As well as this, the British Red Cross has a ‘First Aid Champions’ resource available for free on their website.

It gives a wide range of categories that are specifically targeted at different age groups such as teaching 14 - 19 year-olds about medical issues caused by alcohol.

First aid lessons can be taught by existing school staff, or they can bring in external experts. It’s a legal requirement for schools to have a minimum of one first aider on the premises at all times. This means that teachers aren’t legally required to be qualified first aiders, but it is strongly recommended that they are given some kind of first aid training.

Both options have cost and resource implications, as it costs more to outsource professionals. However, it can make a big difference by providing that hands-on approach to practical training to bring the subject to life and really engage the children.

First aid clubs

Setting up a first aid club at school is a good way to get children involved with first aid, as well as meeting new people outside of lessons.

Students and staff are able to come together to raise awareness of the importance of first aid and learn life saving skills, away from an academic environment. Unlike the previous suggestion, these clubs are voluntary which may mean the attendees will be even more passionate about learning first aid.

It can be helpful for children to see teachers getting involved as well, and a first aid refresher can never hurt!

It can also be overwhelming for children in larger groups to learn the first aid techniques, so these clubs provide a smaller class for a better experience. The maximum number of children learning first aid together is 16, but this depends on how many clubs or classes your school can afford to run and availability of teachers.

These small numbers mean the teacher can make sure all the students are engaged and understand the content.

Be aware of government guidance

Knowing what is legally required as part of a school is always important, especially when it comes to first aid training and equipment.

Since 2020, the UK government has stated that all state-funded schools in England are required to teach first aid as part of health education for all Key Stages. This is different for primary and secondary schools.

Those in primary school are required to learn how to confidently make an emergency call and how to deal with head injuries. Secondary school students are expected to be taught more complex emergency procedures, such as CPR and using a defibrillator.

The government has also been introducing first aid equipment to education settings, making it easier for children to make first aid part of their lives.

Since July 2023, for example, every state school has installed defibrillators. It is the right of every one of these schools to have a working defibrillator, so if you don’t have access to one in the workplace, that should be looked into.

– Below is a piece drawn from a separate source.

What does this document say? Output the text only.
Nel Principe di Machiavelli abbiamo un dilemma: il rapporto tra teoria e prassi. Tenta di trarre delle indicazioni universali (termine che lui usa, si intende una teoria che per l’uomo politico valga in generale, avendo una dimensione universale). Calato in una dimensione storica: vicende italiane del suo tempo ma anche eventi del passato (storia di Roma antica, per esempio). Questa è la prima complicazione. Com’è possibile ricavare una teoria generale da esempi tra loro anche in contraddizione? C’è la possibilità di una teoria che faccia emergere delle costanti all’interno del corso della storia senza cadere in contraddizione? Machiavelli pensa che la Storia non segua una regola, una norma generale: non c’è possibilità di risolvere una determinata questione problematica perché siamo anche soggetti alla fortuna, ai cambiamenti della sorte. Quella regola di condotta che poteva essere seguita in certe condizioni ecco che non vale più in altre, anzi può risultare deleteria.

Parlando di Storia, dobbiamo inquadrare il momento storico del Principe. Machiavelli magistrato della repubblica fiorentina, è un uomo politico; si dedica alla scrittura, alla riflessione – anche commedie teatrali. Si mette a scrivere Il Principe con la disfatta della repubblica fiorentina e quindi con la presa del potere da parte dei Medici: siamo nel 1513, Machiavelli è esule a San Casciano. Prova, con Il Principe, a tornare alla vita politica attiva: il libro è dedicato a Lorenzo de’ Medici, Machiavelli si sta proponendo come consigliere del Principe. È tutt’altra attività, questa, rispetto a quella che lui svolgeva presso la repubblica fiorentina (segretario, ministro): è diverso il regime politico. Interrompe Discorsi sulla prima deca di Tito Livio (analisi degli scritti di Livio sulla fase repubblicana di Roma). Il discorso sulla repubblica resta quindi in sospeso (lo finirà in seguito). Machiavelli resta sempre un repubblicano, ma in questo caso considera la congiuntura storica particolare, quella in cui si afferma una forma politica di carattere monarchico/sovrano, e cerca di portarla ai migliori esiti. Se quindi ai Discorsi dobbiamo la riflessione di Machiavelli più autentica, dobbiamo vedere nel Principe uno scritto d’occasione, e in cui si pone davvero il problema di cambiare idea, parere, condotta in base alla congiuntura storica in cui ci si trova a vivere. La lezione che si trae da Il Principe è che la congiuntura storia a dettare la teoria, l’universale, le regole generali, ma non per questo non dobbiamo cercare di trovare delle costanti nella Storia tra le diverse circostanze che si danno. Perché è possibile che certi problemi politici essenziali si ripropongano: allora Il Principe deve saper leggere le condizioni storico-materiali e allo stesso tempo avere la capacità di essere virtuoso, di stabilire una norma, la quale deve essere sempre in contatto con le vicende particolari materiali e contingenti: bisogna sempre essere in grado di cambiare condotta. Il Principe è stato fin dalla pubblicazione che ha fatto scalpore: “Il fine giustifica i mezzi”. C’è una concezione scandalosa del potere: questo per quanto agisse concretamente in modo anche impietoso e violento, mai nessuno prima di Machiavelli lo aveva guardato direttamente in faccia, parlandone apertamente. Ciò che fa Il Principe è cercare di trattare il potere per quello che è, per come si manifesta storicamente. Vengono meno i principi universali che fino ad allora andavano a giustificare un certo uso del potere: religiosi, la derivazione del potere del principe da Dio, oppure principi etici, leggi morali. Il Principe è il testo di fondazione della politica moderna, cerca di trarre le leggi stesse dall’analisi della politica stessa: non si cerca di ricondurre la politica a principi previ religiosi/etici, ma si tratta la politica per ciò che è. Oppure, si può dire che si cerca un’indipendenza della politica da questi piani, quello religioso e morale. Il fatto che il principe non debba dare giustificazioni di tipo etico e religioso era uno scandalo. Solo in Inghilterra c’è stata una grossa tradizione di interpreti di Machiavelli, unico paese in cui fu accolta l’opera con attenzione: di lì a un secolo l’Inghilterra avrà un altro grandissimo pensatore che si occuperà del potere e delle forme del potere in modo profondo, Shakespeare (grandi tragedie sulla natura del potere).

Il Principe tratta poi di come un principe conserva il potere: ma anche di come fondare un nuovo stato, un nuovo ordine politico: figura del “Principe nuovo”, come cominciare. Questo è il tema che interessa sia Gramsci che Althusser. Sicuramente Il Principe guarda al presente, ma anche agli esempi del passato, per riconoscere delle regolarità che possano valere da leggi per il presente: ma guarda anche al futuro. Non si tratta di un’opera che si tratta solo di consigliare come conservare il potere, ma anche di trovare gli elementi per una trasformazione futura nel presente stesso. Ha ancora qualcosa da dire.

Secondary school pupils are expected to be taught how to use the device.

Take it seriously

Finally, it is often easy to overlook the importance of first aid in schools. It can often seem like a tedious task to teach it to a class of students each year, but you must not forget how these techniques could one day save a life.     This is one of those lessons that students will take outside the classroom and can immediately apply to the real world.

If it is treated as merely paying lip-service to the topic, it could result in children learning the wrong techniques which could be dangerous.

It is such an important topic that it is vital they fully understand what they need to be doing and why.